Archiv-Dokumente werden in den Dialog mit aktuellen Perspektiven gebracht

Abbildung 2: Archiv-Dokumente werden in den Dialog mit aktuellen Perspektiven gebracht. (Quelle: Nikolai Wolff / Fotoetage)

3. Die zweite Welle der Frauenbewegung schwappt über

Wie wichtig die Organisierung innerhalb patriarchaler Strukturen ist, zeigt auch der nächste Raum. Auf der zweiten Etage des Ausstellungshauses werden die Errungenschaften der zweiten Welle der westdeutschen Frauenbewegung der 1980er- bis 1990er-Jahre im Bremer Kontext sichtbar. Ein Zentralaspekt ist dabei die Entstehung des Frauenstadthauses: Aus einer Fachveranstaltung zum Thema frauenbezogener Planung, die 1986 im Rahmen der Bremer Frauenwoche von drei Architektinnen auf die Beine gestellt wurde, formiert sich innerhalb weniger Monate der Verein Frauenstadthaus. Die Vereinsgründerinnen ersteigerten im Herbst 1989 ein Altbremerhaus, das sie anschließend sanierten und ab 1992 als Zentrum für Unternehmerinnen nutzten. Im Ausstellungsraum erzählen drei der acht Gründerinnen in einem Videointerview von dem Prozess des Projektes Frauenstadthaus und ihren innovativen Ideen, mit denen sie versuchten, einen egalitären Raum zu schaffen. Sie berichten von den bürokratischen Hürden der Zeit, der Aufbruchsstimmung während der Durchsetzung, dem emanzipatorischen Gründungsgeist und der Zukunftsperspektiven: „Heute stehen wir vor der Frage, wie es weitergeht mit dem Verein. Viele Ältere, die das Vereinsleben mitgetragen haben, gehen bald. […] Es ist nicht klar, dass dieses Haus immer in Frauenhand bleibt.“ (b.zb 2022, 119)

Ein weiterer Fokus liegt in diesem Raum auf der Dokumentation der Entwicklung der Feministischen Organisation von Planerinnern und Architektinnen Bremen, kurz FOPA Bremen, die sich innerhalb des überregionalen Netzwerkes von FOPA-Vereinen gründen. Die Ausstellung verdeutlicht, wie der Verein die Bremer Debatten um Architektur und Stadtplanung mitprägte und immer wieder den Fokus auf die ihnen inhärente Unterdrückung legte. Außerdem wird anhand der Berichterstattung der lokalen Tageszeitung Weser-Kurier das Projekt „Beginenhof“ vorgestellt, das 1997 als Wohnprojekt von Frauen für Frauen geplant wurde. Trotz internationaler Aufmerksamkeit kann das Vorhaben seine Ansprüche aufgrund finanzieller Sorgen aber nur in Teilen erfüllen. Ab 2001 wird das Wohnprojekt von der städtischen Wohnungsbaugesellschaft GEWOBA weitergeführt und steht seit 2006 allen Interessent:innen offen.

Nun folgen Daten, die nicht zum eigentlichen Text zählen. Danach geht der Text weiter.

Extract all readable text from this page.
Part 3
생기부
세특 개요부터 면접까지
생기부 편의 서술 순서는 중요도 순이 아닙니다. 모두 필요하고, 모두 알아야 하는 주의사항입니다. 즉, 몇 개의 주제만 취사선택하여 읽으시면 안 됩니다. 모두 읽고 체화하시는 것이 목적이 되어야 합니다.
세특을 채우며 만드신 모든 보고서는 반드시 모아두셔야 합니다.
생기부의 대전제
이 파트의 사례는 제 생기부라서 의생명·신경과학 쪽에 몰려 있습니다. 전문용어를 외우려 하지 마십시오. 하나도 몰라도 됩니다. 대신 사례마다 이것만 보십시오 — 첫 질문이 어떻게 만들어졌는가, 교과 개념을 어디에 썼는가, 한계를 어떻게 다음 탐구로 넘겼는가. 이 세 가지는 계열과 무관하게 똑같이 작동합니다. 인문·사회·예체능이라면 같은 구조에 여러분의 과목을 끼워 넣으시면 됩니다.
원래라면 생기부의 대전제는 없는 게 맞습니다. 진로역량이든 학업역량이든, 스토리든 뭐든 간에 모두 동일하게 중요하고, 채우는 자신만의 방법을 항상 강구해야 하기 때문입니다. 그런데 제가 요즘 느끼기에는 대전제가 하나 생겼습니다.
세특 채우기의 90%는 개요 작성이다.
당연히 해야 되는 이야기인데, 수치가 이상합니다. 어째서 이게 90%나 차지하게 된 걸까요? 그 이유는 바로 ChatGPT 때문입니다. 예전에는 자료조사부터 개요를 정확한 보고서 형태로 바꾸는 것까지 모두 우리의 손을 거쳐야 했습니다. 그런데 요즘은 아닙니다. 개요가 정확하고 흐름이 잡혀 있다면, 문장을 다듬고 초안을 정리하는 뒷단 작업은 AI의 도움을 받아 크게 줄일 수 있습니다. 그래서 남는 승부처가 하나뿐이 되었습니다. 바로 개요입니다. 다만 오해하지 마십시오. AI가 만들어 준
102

„Allen gemein ist diesen Projekten und Initiativen, dass sie auf die Kraft der Vernetzung bauen: In Arbeitsgruppen und auf Fachtagungen, im universitären Kontext wie in der Zusammenarbeit mit der Verwaltung und Berufsvertretung kommen Frauen aus den stadt-, landschafts- und gebäudeplanenden Berufen zusammen und arbeiten an der Umsetzung einer frauengerechten, und damit für alle besseren Umwelt“ (b.zb 2022, 109). Damit wird hier auch eine politische Ebene der emanzipatorischen Bewegungen deutlich: Räume, Praxen und Akteur:innen werden bewusst als feministisch bezeichnet, weil damit einhergehend eine gesellschaftliche Kritik und politische Vision liegt.

: Eine Installation auf der rechten Seite zeigt feministischen Veranstaltungsplakate aus dem Bremen der 1970er- und 80er-Jahre

Abbildung 3: Eine Installation auf der rechten Seite zeigt feministischen Veranstaltungsplakate aus dem Bremen der 1970er- und 80er-Jahre (Leihgabe Belladonna e.V.). Die Videoinstallation zeigt ein Interview mit drei der Gründerinnen des Frauenstadthauses (Video: Janika Wetzig). (Quelle: Nikolai Wolff / Fotoetage)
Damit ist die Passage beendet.